Мы все замолкаем, откладываем стволы и ложки, во все глаза наблюдая за пулеметчиком. Верзила Генрих угрюмо сопит из-под открытого забрала. Не отвечает, продолжая собирать пулемет.
– Дядя, а ты злой? – снова спрашивает ребенок. – Ты не будешь на меня кричать?
– Крам, поговори с ребенком, от тебя не убудет, – смеется Трак. – Ты, может, ее папаше черепушку намедни проломил, прояви уважение.
– Моего папу черные дяди забрали. Они такие стра-а-а-шные!! – Девочка сделала круглые глазенки и подняла руки, изображая что-то неведомо-ужасное.
– Наверное, твой папа вел себя нехорошо? – снова смеется Трак.
– Мой папа хороший! – возражает девочка и садится на корточки. – Мой папа на стройке работает, он сильный.
Ребенок смешно картавит, не выговаривая буквы. Уже все наши проснулись, уселись у стены, трут глаза. Крамер молча собирает пулемет.

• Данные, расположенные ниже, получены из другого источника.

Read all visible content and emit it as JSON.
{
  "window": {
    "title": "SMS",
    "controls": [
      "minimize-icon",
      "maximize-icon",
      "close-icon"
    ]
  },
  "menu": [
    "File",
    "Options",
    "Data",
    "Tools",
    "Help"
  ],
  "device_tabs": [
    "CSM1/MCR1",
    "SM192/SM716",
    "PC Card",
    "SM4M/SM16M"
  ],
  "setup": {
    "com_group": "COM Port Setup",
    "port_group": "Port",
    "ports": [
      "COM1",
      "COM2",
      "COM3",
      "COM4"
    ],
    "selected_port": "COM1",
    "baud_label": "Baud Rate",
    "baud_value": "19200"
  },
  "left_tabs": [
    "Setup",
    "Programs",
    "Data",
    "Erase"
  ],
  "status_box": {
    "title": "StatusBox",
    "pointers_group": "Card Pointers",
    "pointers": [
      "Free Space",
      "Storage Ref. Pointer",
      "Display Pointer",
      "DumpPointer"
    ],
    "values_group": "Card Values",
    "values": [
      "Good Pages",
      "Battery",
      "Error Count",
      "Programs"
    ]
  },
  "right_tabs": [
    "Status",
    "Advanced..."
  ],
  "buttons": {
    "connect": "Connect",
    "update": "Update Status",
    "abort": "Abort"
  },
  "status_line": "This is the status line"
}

– Тебя как зовут, девочка? – спрашиваю я.
– Сильви. А тебя?
– Меня Ивен. Сильви, а где твоя мама? – Меньше всего я хочу услышать, что маму тоже забрали злые дяди.
– Мама в магазине. Мама сказала, что не хочет зубы на полку положить. Дядя Ивен, а зачем зубки на полку класть?

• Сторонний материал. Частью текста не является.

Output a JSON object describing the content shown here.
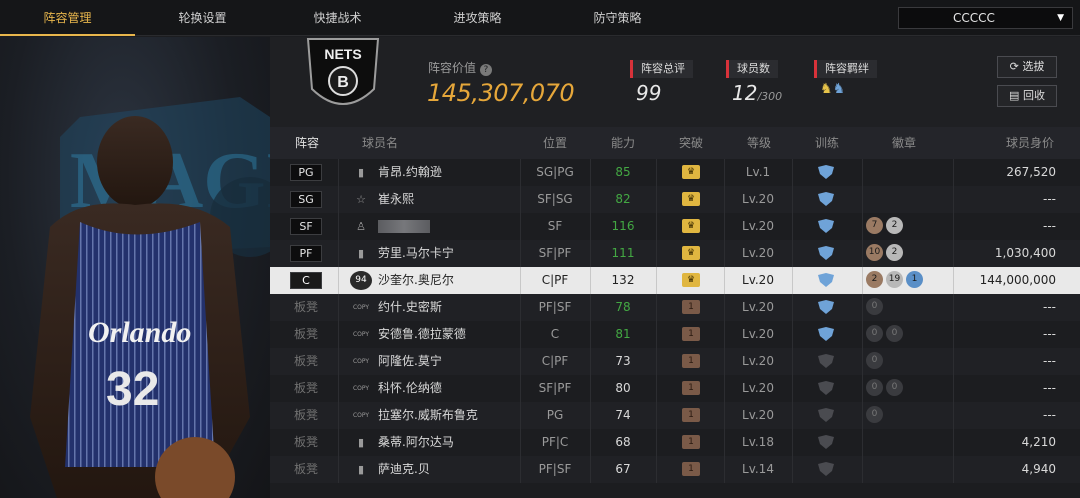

– Твоя мама пошутила, Сильви. Взрослые так иногда шутят. – Я начинаю понимать, что многие здешние сидят по домам не меньше недели, боясь высунуться на улицу. Революционным массам все равно кого грабить и насиловать в процессе борьбы за всеобщее равенство.

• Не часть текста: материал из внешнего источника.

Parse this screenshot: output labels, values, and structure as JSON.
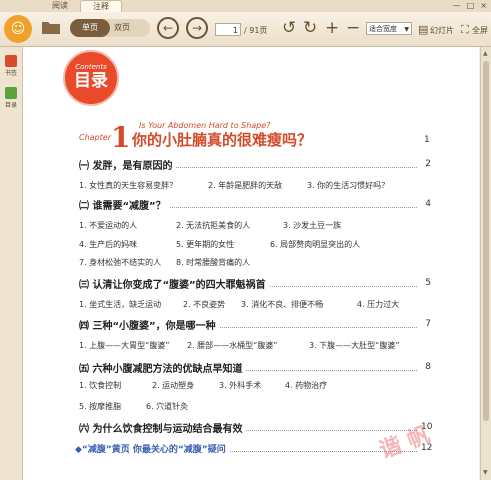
{
  "tabs": [
    "阅读",
    "注释"
  ],
  "window": {
    "minimize": "—",
    "maximize": "□",
    "close": "×"
  },
  "toolbar": {
    "mode_single": "单页",
    "mode_double": "双页",
    "page_current": "1",
    "page_total": "/ 91页",
    "zoom": "适合宽度",
    "slideshow": "幻灯片",
    "fullscreen": "全屏"
  },
  "sidebar": {
    "bookmarks": "书签",
    "toc": "目录"
  },
  "doc": {
    "contents_en": "Contents",
    "contents_cn": "目录",
    "chapter_word": "Chapter",
    "chapter_num": "1",
    "chapter_subtitle": "Is Your Abdomen Hard to Shape?",
    "chapter_title": "你的小肚腩真的很难瘦吗？",
    "chapter_page": "1",
    "sections": [
      {
        "title": "㈠ 发胖，是有原因的",
        "page": "2"
      },
      {
        "title": "㈡ 谁需要“减腹”？",
        "page": "4"
      },
      {
        "title": "㈢ 认清让你变成了“腹婆”的四大罪魁祸首",
        "page": "5"
      },
      {
        "title": "㈣ 三种“小腹婆”，你是哪一种",
        "page": "7"
      },
      {
        "title": "㈤ 六种小腹减肥方法的优缺点早知道",
        "page": "8"
      },
      {
        "title": "㈥ 为什么饮食控制与运动结合最有效",
        "page": "10"
      }
    ],
    "subs": {
      "s1": [
        "1. 女性真的天生容易变胖？",
        "2. 年龄是肥胖的天敌",
        "3. 你的生活习惯好吗？"
      ],
      "s2a": [
        "1. 不爱运动的人",
        "2. 无法抗拒美食的人",
        "3. 沙发土豆一族"
      ],
      "s2b": [
        "4. 生产后的妈咪",
        "5. 更年期的女性",
        "6. 局部赘肉明显突出的人"
      ],
      "s2c": [
        "7. 身材松弛不结实的人",
        "8. 时常腰酸背痛的人"
      ],
      "s3": [
        "1. 坐式生活，缺乏运动",
        "2. 不良姿势",
        "3. 消化不良、排便不畅",
        "4. 压力过大"
      ],
      "s4": [
        "1. 上腹——大胃型“腹婆”",
        "2. 腰部——水桶型“腹婆”",
        "3. 下腹——大肚型“腹婆”"
      ],
      "s5a": [
        "1. 饮食控制",
        "2. 运动塑身",
        "3. 外科手术",
        "4. 药物治疗"
      ],
      "s5b": [
        "5. 按摩推脂",
        "6. 穴道针灸"
      ]
    },
    "last_entry": {
      "title": "◆“减腹”黄页  你最关心的“减腹”疑问",
      "page": "12"
    },
    "stamp": "谐 帆"
  }
}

– Ты покажешь, где мама? – спрашиваю я.
– Садж, да шугануть ее, пока черные не набежали, – вмешивается Калина. – А то будет нам карнавал.
Я тяжело смотрю на него. Ничего не говорю. Калина затыкается. Все вокруг молчат.
– Ты страшный, дядя Ивен, – произносит девочка, пугаясь моего лица, и вскакивает на ноги. – Я тебя боюсь. Мама говорит, нельзя со страшными дядями говорить.
Девочка улепетывает со всех ног, не слушая моих уговоров остановиться. Не решаюсь двинуться с места, чтобы не перепугать ее окончательно.
– Вот адово отродье, – сплевывает Калина.
Молодая женщина выбегает из-за угла. Бежит навстречу девочке. Нгава вскидывает ствол: «Стой!» Женщина останавливается, затравленно глядя, как мчится к ней всхлипывающий ребенок. Под прицелом делает медленный шаг навстречу дочери. Подхватывает ее на руки. Одной рукой держа сумку, неуклюже тащит девочку прочь. Длинные черные волосы растрепались, обвили ее шею.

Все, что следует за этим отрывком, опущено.